Rural primary in Cadereyta, NL, drives education and environmental sustainability
Alexia Villaseñor
La Jornada newspaper
Monday, September 29, 2025, p. 13
In the municipality of Cadereyta Jiménez, Nuevo León, there is a multigrade rural primary that promotes sustainable educational development through projects in favor of the environment and healthy eating. It is the Aquiles Serdán Multigrado Rural School, with a registration of 75 students, 42 parents and four teachers.
The director of the campus, Eduardo Garza Cortés, points out that since 2018 the teachers sought to influence the perception of environmental care with sustainable projects that involve both students and parents, “since reaching significant achievements entails a community work”.
In an interview with this medium, he affirms that a favorable indicator on the reception of this type of programs is the increase in registration, because before the sustainable projects began, the number of registered students was a third of those it currently has. “Now there are students from nearby communities who prefer to move for more than 30 minutes, despite having educational centers in their villages because they prefer the training we are providing.”

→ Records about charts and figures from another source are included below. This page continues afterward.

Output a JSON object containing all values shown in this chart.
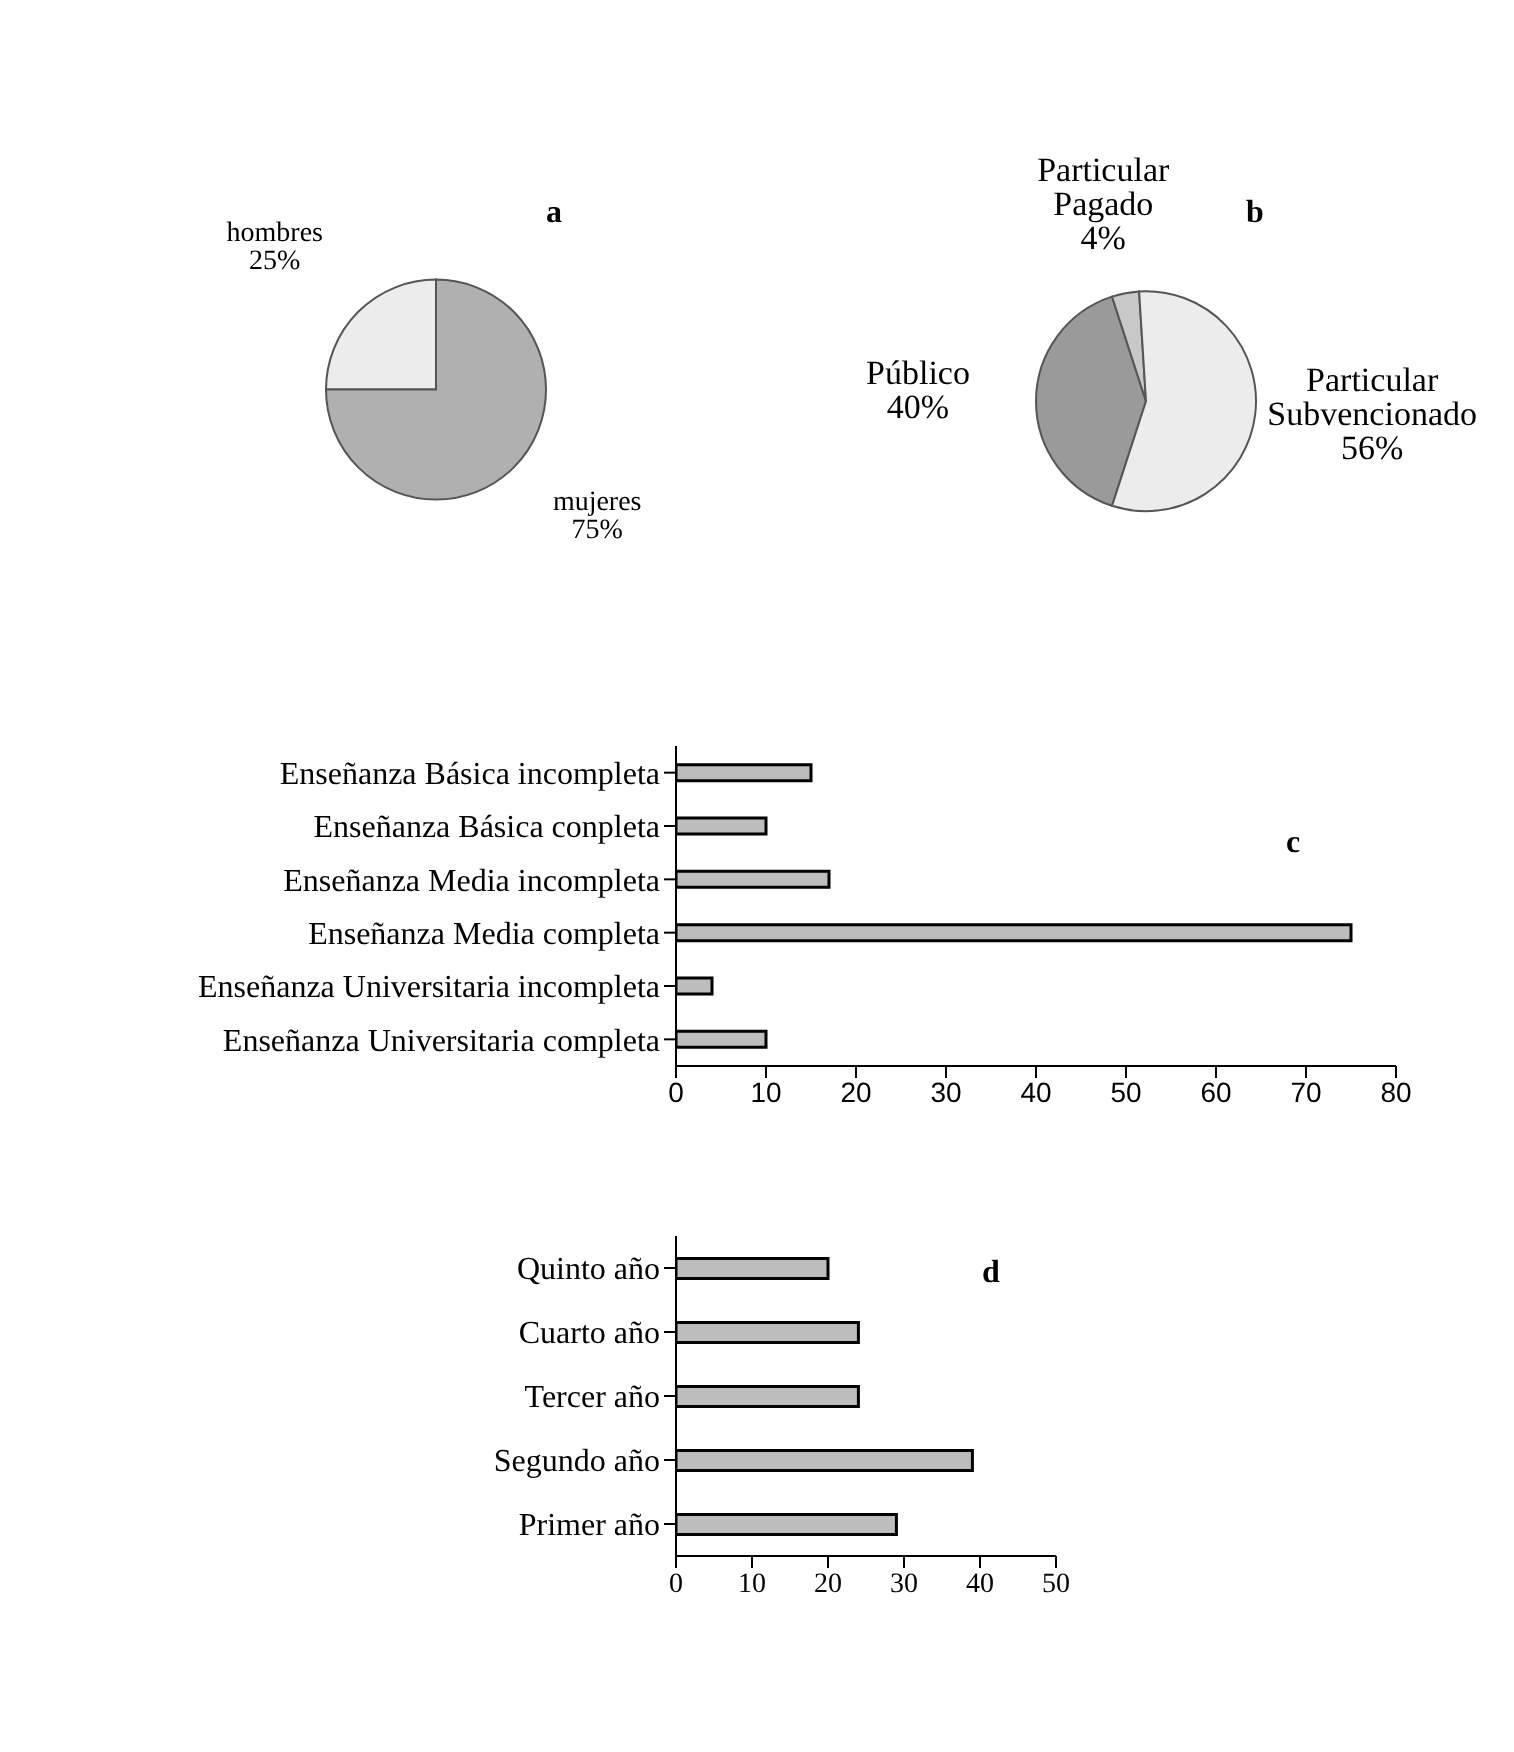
{
  "chart_data": [
    {
      "type": "pie",
      "title": "a",
      "categories": [
        "hombres",
        "mujeres"
      ],
      "values": [
        25,
        75
      ],
      "value_labels": [
        "25%",
        "75%"
      ],
      "colors": [
        "#ececec",
        "#b0b0b0"
      ]
    },
    {
      "type": "pie",
      "title": "b",
      "categories": [
        "Público",
        "Particular Pagado",
        "Particular Subvencionado"
      ],
      "values": [
        40,
        4,
        56
      ],
      "value_labels": [
        "40%",
        "4%",
        "56%"
      ],
      "colors": [
        "#9a9a9a",
        "#c8c8c8",
        "#ececec"
      ]
    },
    {
      "type": "bar",
      "orientation": "horizontal",
      "title": "c",
      "categories": [
        "Enseñanza Básica incompleta",
        "Enseñanza Básica conpleta",
        "Enseñanza Media incompleta",
        "Enseñanza Media completa",
        "Enseñanza Universitaria incompleta",
        "Enseñanza Universitaria completa"
      ],
      "values": [
        15,
        10,
        17,
        75,
        4,
        10
      ],
      "color": "#bdbdbd",
      "xlim": [
        0,
        80
      ],
      "xticks": [
        0,
        10,
        20,
        30,
        40,
        50,
        60,
        70,
        80
      ]
    },
    {
      "type": "bar",
      "orientation": "horizontal",
      "title": "d",
      "categories": [
        "Quinto año",
        "Cuarto año",
        "Tercer año",
        "Segundo año",
        "Primer año"
      ],
      "values": [
        20,
        24,
        24,
        39,
        29
      ],
      "color": "#bdbdbd",
      "xlim": [
        0,
        50
      ],
      "xticks": [
        0,
        10,
        20,
        30,
        40,
        50
      ]
    }
  ]
}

He considers that these rural children are making a difference from their sector, since graduates who now study secondaryly have enabled this type of initiatives in their new schools because being sustainable is already part of their life. “
That habits are accused to protect the environment at an early age helps to form conscious citizens, and schools are spaces that contribute to this purpose, he says.
The first project with the sustainable school model was a pollinating garden. Then they included a greenhouse, a rainwater collector, a harvest and consumption of garden products and recycling campaigns. “Now we totally close the sustainability cycle within the school,” says Garza.
He explains that there are two seasons of crops-Own-winter and spring-summer-when they put different types of seeds to the earth and begin the circle of sustainability, when children sow them in the greenhouse and help germination, water them, transplant them in the school garden, take care of it and then harvest. Then, in school cuisine, parents prepare food with these crops.
The campus won the first place at the national level in the preschool-primary category in the Sustainable Schools Award, organized by the Organization of Ibero-American States for Education, Science and Culture (OEI) and the Santillana Group. This contest includes projects from Mexico, Colombia and Brazil; The international awards in October will be in the latter.
Janett Patrinos, Marketing Director Santillana México, points out that the award was held in the third edition of this contest. At the national scale they received 70 projects and there were 10 finalists. The objective, he details, is to promote programs to improve the environment from schools, so they grant an economic incentive for schools to invest in their programs and thus promote their growth.